American businesses are struggling with retaining experienced customer service agents as demands and contacts increase along with higher expectations in the customer-driven economy. At the same time, the marching orders to the contact centers are to keep costs down, reduce call time, increase satisfaction rates and up-sell, that is, get customers to buy more profitable products and services.
The offshore solution to customer service does not always work, especially for high-priority, high-touch customers. Among other problems, cultural differences, dissimilar lifestyle and language nuances can irritate the customer and threaten branding.
Another solution — telecommuting customer service agents — is being increasingly adopted, and technological advances through Web services architecture, telephony, multimedia, high-speed connectivity and myriad of other capabilities have literally brought the concept up to speed.
High Churn Rate
Companies spend up to $15,000 to add a new call center agent to their staff, with an average retention of six months and a 40 percent annual churn. In comparison, a virtual-contact center using telecommuting customer service agents can provide high quality personnel with an annual turnover rate at or below 10 percent, Elio Evangelista, senior analyst for research and consulting firm Cutting Edge Information, told CRM Buyer.
“Three percent of the U.S. population works in call centers,” Evangelista notes. As a result, competition for the best and seasoned customer service representatives (CSR) is fierce. “Telecommuting is becoming more of an option as technology is improved. You can create a virtual call center. With telecommute you can recruit at the national level,” Evangelista pointed out.
For the new CSR, the pressure is constant and the burnout frequent they succumb to the nonstop deluge of dissatisfied, occasionally angry callers. For many, it is not a career but, rather, a temporary “McJob.”
But technological offerings are now at a level that makes telecommuting — with its cost-savings for the company and benefits for the worker — a real alternative.
Linked Through Technology
“Basically, all the tools that are available in a facility are also available in a remote environment.” Tim Houlne, CEO for remote agent call center service provider Working Solution, told CRM Buyer. “The information available to the remote CSR has no limitations,” he added.
Linkage to and from all segments, from the data centers to the CSR, is accomplished through virtual private networks (VPNs), intranets, and/or the Internet.
Training is done online remotely and/or on site, usually using the same methods and modules used in a brick and mortar call center.
The real beauty of the virtual telecommute model is in the attraction and retention of experienced CSRs.
Quality of Life
Michael Amigoni, COO for insurance and financial services outsourcing provider ARO, told CRM Buyer, “Of 10 workers, the telecommuter model has nine seasoned, the traditional brick and mortar model has two.” Both ARO and Working Solutions have an annual turnover rate at or below 7 percent.
For the CSR it is much more a quality of life issue, says Evangelista. “We found that the more convenience and benefits you offer the CSR, the more that you improve your turnover rate.” The savings alone in the expenses of commuting to work translates to a “$4,000 annual pay increase,” not to mention the time saved in travel, he said.
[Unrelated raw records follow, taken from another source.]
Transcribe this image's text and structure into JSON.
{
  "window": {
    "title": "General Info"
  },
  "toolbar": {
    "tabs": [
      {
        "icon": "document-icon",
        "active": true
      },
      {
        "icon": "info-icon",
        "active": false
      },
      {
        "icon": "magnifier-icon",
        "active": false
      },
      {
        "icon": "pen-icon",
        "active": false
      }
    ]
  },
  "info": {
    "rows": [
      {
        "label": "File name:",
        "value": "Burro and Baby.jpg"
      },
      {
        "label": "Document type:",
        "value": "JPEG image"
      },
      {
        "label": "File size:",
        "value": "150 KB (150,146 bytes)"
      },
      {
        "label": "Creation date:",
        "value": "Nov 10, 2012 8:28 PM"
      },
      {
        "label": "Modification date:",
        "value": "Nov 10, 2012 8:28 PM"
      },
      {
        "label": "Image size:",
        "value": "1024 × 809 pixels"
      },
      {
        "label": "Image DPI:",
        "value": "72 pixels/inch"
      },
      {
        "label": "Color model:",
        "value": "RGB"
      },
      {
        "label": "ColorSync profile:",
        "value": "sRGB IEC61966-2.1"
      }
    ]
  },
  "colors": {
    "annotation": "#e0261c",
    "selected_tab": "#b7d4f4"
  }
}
Costs inherent in a brick and mortar call center are greatly alleviated when agents telecommute, with savings reportedly translating up to 30 percent. Evangelista said that the flexibility for businesses that have seasonal fluctuations magnifies the financial benefits. “If you have to expand the call center, expanding the building is not your best option,” he said.
Catherine Nesbitt, Director, Customer Relations for the American Heart Association has witnessed tremendous results with telecommuting. “Virtual CSR’s reduce the cost of service by streamlining overhead by close to 60 percent,” she said. She explained that, “Cost savings are achieved by decreased attrition, increased agent satisfaction and higher rates of productivity. At first I was concerned that virtual agents would create more headaches now I know they save them.”